Sat May 17, 2025, 09:48 AM
May 17

He's the world famous asshole who sued PNAS and scientists publishing an article there when they questioned his belief that the entire world could be run on so called "renewable energy."

Stanford prof who sued critics loses appeal against $500,000 in legal fees

I'm not questioning the point of whether the DAC plant in Iceland works. It probably doesn't. Nevertheless it's pretty laughable for a high priest of the antinuke "renewable energy will save us" cults to be commenting on what might and might not be a scam.
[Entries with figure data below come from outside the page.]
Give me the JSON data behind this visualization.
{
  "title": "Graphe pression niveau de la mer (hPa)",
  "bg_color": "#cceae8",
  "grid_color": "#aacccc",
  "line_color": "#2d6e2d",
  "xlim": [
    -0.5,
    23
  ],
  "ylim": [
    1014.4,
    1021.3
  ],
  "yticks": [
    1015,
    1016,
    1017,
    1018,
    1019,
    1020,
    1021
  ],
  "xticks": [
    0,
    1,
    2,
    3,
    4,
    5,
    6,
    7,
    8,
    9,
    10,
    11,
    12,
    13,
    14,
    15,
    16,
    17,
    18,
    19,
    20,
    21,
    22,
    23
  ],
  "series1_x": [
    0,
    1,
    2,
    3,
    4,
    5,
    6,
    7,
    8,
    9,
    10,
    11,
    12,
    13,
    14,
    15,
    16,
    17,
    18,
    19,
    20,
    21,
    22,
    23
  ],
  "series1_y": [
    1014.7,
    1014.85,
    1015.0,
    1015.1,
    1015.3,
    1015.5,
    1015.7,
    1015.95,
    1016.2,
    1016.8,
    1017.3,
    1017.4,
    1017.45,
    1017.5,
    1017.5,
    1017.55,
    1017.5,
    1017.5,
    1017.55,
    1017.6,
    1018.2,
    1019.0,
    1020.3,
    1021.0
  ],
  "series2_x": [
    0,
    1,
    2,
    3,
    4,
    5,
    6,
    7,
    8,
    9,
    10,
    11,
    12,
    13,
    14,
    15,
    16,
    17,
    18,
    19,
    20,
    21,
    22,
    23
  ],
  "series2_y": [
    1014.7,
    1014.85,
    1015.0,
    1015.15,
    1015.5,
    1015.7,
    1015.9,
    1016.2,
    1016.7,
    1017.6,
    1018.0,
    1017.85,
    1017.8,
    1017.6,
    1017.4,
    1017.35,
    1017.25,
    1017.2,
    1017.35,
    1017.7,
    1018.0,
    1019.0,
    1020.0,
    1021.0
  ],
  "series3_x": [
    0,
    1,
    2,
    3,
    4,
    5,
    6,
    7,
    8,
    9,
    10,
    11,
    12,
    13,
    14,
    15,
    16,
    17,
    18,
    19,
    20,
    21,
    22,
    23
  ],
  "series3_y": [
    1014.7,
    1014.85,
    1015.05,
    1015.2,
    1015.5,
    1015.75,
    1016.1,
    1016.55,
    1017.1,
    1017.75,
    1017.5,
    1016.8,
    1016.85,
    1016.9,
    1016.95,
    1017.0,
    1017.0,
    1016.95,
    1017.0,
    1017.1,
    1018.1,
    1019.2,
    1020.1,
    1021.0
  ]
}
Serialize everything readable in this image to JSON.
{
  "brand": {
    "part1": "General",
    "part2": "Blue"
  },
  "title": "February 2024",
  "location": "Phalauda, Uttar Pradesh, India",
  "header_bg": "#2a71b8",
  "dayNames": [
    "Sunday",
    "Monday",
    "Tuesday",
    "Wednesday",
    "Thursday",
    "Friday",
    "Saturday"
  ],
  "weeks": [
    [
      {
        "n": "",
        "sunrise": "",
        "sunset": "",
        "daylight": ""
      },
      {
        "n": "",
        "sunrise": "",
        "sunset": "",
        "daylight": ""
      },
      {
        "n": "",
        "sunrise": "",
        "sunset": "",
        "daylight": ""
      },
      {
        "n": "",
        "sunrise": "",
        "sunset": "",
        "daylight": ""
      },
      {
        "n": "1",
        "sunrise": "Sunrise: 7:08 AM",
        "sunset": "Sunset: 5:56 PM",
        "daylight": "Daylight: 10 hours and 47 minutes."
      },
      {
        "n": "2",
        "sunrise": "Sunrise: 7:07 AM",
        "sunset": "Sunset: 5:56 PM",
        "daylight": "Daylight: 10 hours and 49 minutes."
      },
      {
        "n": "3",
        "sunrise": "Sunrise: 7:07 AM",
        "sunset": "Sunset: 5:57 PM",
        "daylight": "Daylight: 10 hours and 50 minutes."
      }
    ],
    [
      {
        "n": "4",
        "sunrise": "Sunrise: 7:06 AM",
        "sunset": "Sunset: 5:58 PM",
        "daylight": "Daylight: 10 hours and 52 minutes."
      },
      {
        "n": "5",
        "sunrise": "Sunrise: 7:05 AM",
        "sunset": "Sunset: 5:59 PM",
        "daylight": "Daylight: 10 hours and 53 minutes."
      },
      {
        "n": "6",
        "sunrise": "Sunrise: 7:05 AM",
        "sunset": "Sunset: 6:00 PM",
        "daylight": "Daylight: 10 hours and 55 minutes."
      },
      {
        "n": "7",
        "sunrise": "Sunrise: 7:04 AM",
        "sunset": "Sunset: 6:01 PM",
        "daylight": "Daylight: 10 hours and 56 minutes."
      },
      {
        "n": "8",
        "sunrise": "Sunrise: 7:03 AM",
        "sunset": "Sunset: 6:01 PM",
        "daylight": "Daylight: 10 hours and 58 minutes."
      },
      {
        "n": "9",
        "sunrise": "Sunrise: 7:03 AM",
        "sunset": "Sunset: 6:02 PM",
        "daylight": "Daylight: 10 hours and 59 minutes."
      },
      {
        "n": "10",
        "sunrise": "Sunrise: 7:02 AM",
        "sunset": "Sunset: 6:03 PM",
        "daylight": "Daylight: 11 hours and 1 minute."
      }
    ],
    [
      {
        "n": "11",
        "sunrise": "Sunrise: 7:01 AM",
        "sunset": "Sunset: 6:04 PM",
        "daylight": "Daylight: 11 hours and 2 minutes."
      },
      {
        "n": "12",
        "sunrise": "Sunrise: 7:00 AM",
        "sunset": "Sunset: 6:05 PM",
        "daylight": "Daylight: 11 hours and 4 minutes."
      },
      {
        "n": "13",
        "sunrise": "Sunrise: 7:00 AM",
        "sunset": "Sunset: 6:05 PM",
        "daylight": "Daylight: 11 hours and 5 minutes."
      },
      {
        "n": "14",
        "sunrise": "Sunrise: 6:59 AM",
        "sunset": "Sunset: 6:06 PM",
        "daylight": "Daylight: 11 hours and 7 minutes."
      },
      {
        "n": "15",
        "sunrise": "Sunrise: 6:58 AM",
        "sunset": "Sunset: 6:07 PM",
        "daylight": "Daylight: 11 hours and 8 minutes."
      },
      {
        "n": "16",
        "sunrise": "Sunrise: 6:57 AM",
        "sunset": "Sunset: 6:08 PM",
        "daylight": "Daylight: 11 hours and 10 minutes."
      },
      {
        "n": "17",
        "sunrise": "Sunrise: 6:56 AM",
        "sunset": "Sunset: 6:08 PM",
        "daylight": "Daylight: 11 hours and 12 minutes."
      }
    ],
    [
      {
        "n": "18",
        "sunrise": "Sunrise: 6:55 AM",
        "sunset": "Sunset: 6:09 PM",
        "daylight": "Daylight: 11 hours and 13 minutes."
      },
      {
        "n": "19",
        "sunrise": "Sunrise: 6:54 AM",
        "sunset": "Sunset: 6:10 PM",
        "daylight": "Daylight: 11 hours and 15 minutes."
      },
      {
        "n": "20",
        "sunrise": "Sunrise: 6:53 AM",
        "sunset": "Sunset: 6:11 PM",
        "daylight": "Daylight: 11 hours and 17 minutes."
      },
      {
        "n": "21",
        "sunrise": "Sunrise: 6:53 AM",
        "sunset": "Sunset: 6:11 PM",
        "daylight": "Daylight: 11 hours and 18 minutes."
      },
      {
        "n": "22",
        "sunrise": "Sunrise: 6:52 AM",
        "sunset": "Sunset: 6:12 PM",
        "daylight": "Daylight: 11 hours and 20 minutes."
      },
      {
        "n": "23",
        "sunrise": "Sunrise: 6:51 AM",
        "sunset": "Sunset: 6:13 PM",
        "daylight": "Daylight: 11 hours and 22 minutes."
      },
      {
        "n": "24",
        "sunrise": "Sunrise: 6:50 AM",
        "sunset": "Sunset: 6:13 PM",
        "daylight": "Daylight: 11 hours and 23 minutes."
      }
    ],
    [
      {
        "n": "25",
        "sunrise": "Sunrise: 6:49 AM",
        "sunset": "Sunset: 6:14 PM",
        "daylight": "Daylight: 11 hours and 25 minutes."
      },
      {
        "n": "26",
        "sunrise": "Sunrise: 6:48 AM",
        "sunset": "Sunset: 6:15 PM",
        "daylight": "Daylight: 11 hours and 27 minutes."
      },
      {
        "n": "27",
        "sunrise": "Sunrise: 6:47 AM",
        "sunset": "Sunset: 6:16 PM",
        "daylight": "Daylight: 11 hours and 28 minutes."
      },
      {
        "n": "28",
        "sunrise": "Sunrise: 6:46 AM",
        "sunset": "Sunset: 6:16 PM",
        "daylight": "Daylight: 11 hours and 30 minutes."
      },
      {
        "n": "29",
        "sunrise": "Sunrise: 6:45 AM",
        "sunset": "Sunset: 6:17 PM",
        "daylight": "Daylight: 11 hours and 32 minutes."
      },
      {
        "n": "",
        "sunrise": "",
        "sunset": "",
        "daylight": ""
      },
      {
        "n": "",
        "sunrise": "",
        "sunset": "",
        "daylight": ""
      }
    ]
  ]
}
It's well known that the removal of carbon dioxide from any matrix, from flue gas, to natural gas to air, is an energy intensive process. The more dilute the concentration, the more energy required. It's simple physics, involving overcoming the entropy of mixing. If one seeks to reduce the carbon chemically say to a useful form, one must add all of the energy released to put it there, and then some. It certainly isn't an easy problem to solve. I certainly am aware of this, but that doesn't stop me from thinking about it frequently, for instance, exploiting the use of air Brayton Cycles driven by nuclear heat to achieve this result. We pump air in all kinds of industrial devices, although most are powered by dangerous fossil fuels. If we pull the fossil fuels out of the line, it may be possible, even economically viable - although this is highly speculative - to capture carbon dioxide from the air. Just as we knew that flight is possible because birds fly, we should be aware that DAC is possible from the existence of photosynthetic plants. Ripping up the planetary surface area to build wind farms and solar farms will and does have the effect of destroying plants, even without the vast mineral mining exercises required for the effort.

Frankly I have far more respect for one of the prominent scientists in the field of DAC, Christopher Jones of Georgia Tech, than I do for Mark Z. Jacobson. (Jones consulted on Climeworks.) That this project failed does not imply that all such projects will fail. It was using dedicated energy in a renewable energy heaven, Iceland, where the main CO2 releases are connected with geothermal energy.

I obviously have no use for Mark Z. Jacobson, who despite his h-index, I regard as a fool but I am impressed by Dr. Jones (who has a higher h index) who is working to solve a very difficult problem, and who has been cited by other scientists 43389 times without generating any lawsuits being initiated by him.

Difficult problems are not solved without being littered with lots of failures in the effort. We damned well better figure it out because otherwise we're screwed.